介護認知症エコシステムの創造で9兆円の経済損失を解消する挑戦
朝日生命保険相互会社は、2026年4月から「みんなのあんしん100年プロジェクト」と題した新たな取り組みを開始します。このプロジェクトは、介護や認知症に関する深刻な社会問題を解決するためのものです。「介護認知症エコシステム」と名付けられたこのシステムでは、金融的な保障を超えて、介護に関するさまざまなサービスを外部企業と連携しながら提供することが目指されています。
1. 日本における介護・認知症問題の現状
日本国内の要支援・要介護認定者数は、2023年には約700万人に達し、2030年にはその数が950万人に増加すると予想されています。また、軽度認知障害を含む高齢者の認知症有病率は高く、2030年には65歳以上の約3人に1人が該当するとされています。この予測は、我々が直面している社会課題の厳しさを示しています。
さらに、認知症による資産凍結は約318兆円に及ぶとされ、これによる経済的損失は、介護を行いながら働くビジネスケアラーにとって深刻な問題です。2030年までには、これにより9兆円を超える経済損失が見込まれています。

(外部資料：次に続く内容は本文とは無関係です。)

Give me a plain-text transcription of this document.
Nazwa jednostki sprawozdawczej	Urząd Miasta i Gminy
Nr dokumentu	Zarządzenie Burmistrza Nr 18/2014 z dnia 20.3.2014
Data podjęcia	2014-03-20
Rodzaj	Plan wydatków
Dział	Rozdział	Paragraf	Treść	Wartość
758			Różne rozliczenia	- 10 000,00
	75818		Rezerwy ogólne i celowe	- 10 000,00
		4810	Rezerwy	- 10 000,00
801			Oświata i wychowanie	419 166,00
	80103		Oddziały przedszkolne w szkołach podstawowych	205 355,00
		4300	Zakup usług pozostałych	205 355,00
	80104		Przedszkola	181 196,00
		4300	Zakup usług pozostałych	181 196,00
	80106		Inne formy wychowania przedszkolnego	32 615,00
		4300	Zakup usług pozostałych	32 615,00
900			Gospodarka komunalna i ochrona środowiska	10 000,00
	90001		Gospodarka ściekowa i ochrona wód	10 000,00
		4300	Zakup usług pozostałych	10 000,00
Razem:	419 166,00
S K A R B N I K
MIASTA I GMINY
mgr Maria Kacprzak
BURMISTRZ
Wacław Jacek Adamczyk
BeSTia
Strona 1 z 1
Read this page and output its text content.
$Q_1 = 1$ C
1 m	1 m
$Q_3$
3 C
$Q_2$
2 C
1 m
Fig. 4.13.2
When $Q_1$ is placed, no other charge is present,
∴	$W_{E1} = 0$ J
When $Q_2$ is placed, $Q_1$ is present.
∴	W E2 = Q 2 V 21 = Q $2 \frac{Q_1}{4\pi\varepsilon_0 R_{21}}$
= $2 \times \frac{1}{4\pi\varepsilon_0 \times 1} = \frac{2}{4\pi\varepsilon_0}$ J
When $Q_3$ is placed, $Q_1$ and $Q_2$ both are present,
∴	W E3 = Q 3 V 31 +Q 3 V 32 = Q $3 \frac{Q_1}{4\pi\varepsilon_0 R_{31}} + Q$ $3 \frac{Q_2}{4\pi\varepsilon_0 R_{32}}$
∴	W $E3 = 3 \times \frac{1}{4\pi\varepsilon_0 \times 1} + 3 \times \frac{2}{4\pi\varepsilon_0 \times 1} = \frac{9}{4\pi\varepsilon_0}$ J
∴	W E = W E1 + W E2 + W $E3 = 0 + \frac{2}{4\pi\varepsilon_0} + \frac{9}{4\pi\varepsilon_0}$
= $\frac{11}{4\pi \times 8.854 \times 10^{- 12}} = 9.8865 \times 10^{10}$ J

朝日生命は、介護保険の普及を通じてこれまで社会的責任を果たしてきましたが、参加世帯の加入率は未だ20%にとどまっています。これは「給付金だけでは解決できない介護の悩み」を裏付けるものです。このため、包括的な介護ソリューションの必要性が強く求められており、今回のプロジェクトが立ち上げられました。
2. プロジェクトの概要とサービス
新しい介護認知症エコシステムでは、外部企業と協力し、介護・認知症に関する様々な場面で支援を行うための仕組みを構築します。また、専用のポータルサイト「みんなのあんしん介護認知症ナビ」を設立し、営業職員によるサポートも実施することで「朝日生命に相談すれば安心だ」と感じられるような状況を整えます。
このプロジェクトは、はやめの気づきからお金の困りごとまで、多岐にわたるソリューションを提供することが目指されています。具体的な支援内容には、以下が挙げられます。
- - リスクチェックや生活習慣改善の支援: 健康管理に関する情報や支援を提供し、早期発見や改善を図ります。
- - 家族を支えるサポート: 介護や認知症についての情報提供や家族の悩みに寄り添ったサポートを行います。
- - お金の問題解決: 朝日生命独自の「家族信託」スキームを利用し、必要な時に安心できるサポートを行います。
3. プロジェクトの参画企業と今後の展望
現在、さまざまな企業がこのプロジェクトに参画しており、提供するサービスの内容も多岐に渡ります。本プロジェクトはあくまで「第一歩」と位置づけており、今後はさらなる企業参画やサービスの拡充を図り、介護・認知症領域における社会課題解決により一層貢献していく計画です。
介護や認知症に関する新たな取り組みを進めることで、個人や家族が抱える悩みを軽減し、安心な社会の実現を目指します。朝日生命の新プロジェクトは、今後の私たちの未来に大きな影響を与えることでしょう。